Question: why doesn't "a.eat(new Horse()); " reference the Horse.eat(Horse) method in a polymorphic way ? in the same way as a.eat() references the Horse.eat() method polymorphically ? I was expecting to see the output "Horse eat - overloaded" [ June 10, 2008: Message edited by: robert stannard ]
Ask yourself, at the time of the call, what is "a" referencing? What does it point to? Has it changed since it was declared? Or does it still point to the same object? [ June 10, 2008: Message edited by: Bob Ruth ]

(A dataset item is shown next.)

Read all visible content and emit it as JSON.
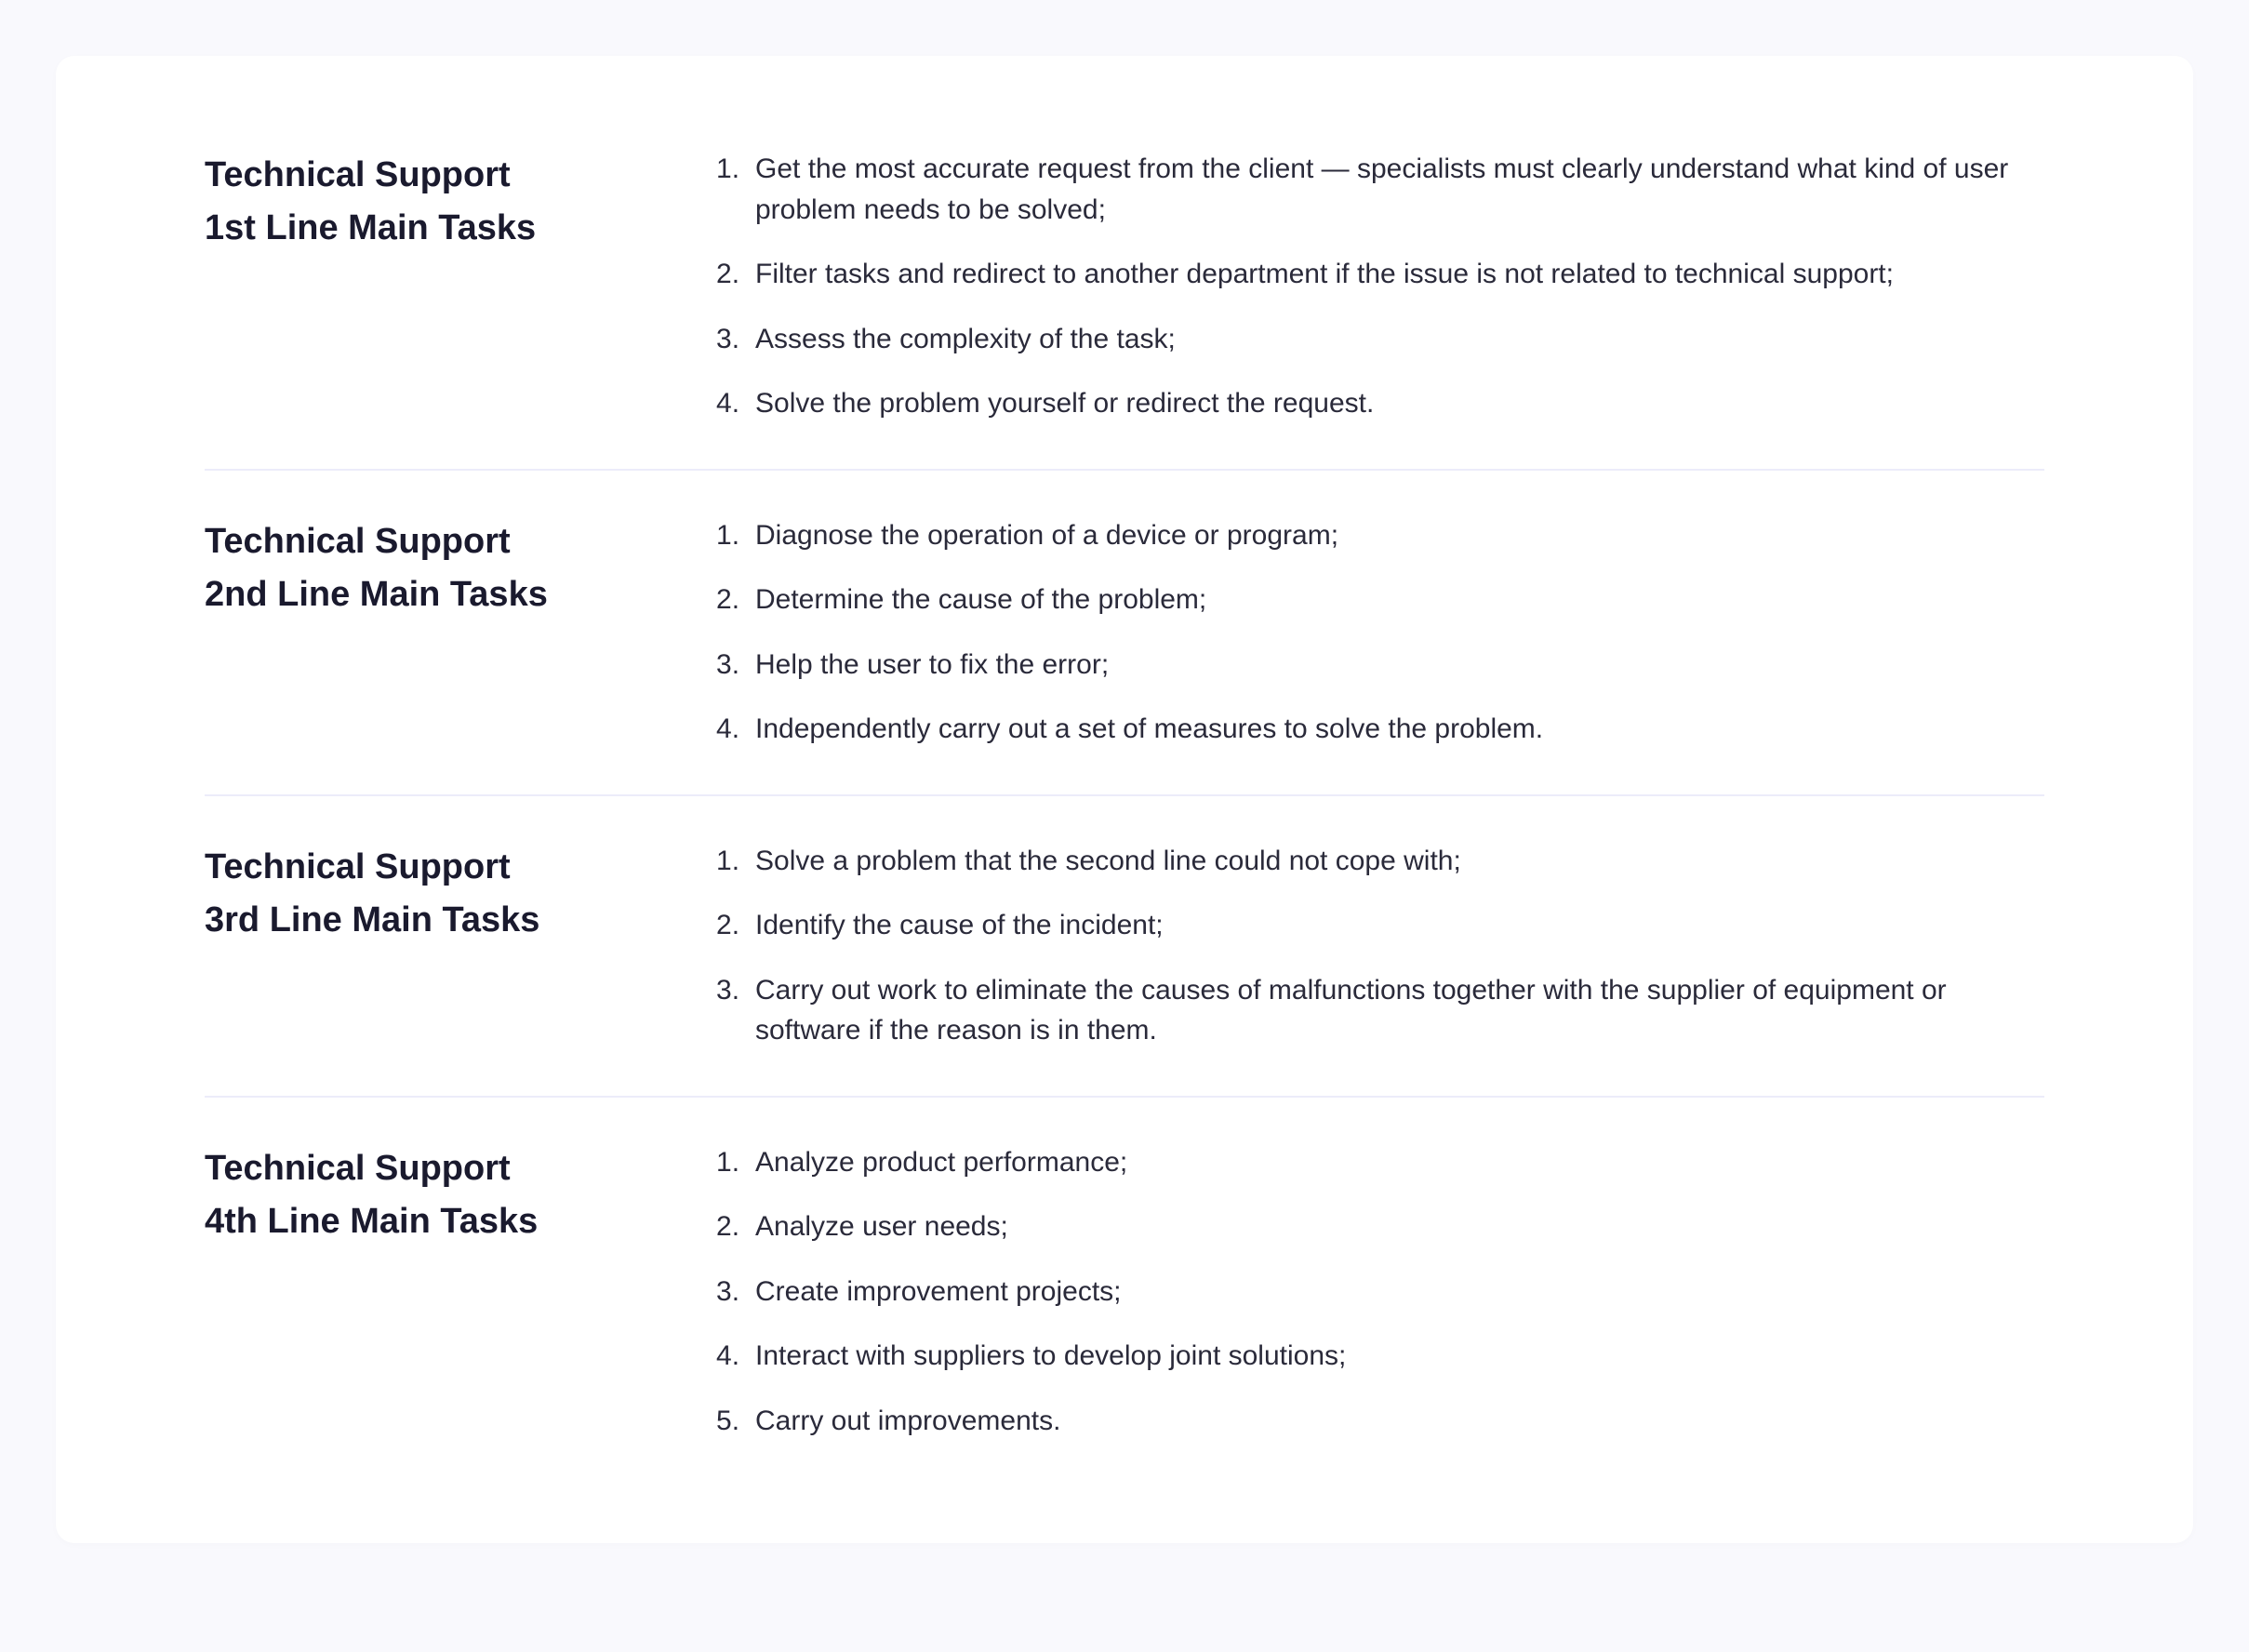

SCJP - 86% - June 11, 2009
Hi Bob, Thanks for your question. I believe that the "a" is still pointing to the "horse" reference from the initial assignment, so when you invoke "a.eat()" you get the "horse eat" message and I was expecting the same to happen for the overloaded call a.eat(Horse). I can't see why this isn't happening. Can you? Regards Rob.
I think it's because eat(Animal) is overloaded, the method called is decided at compile time. The eat(Horse) in Horse class is just an override of the already overloaded method and not a new overloaded method (I think). What I do know is because "a" reference type is Animal, it's method in Animal class which is invoked.
You can see this if you add a new method to the Horse class which takes a different arguments and try and call it using the "a" reference. You won't be able to because its referring to the Animal class.
In your code Animal has two methods eat() and eat(Animal), Horse has two methods eat() and eat(Horse). Here Horse overring only one method eat(). eat(Animal) and eat(Horse) methods are overloading methods not overriding methods. So reference of Animal class 'a' can refer only eat(Animal).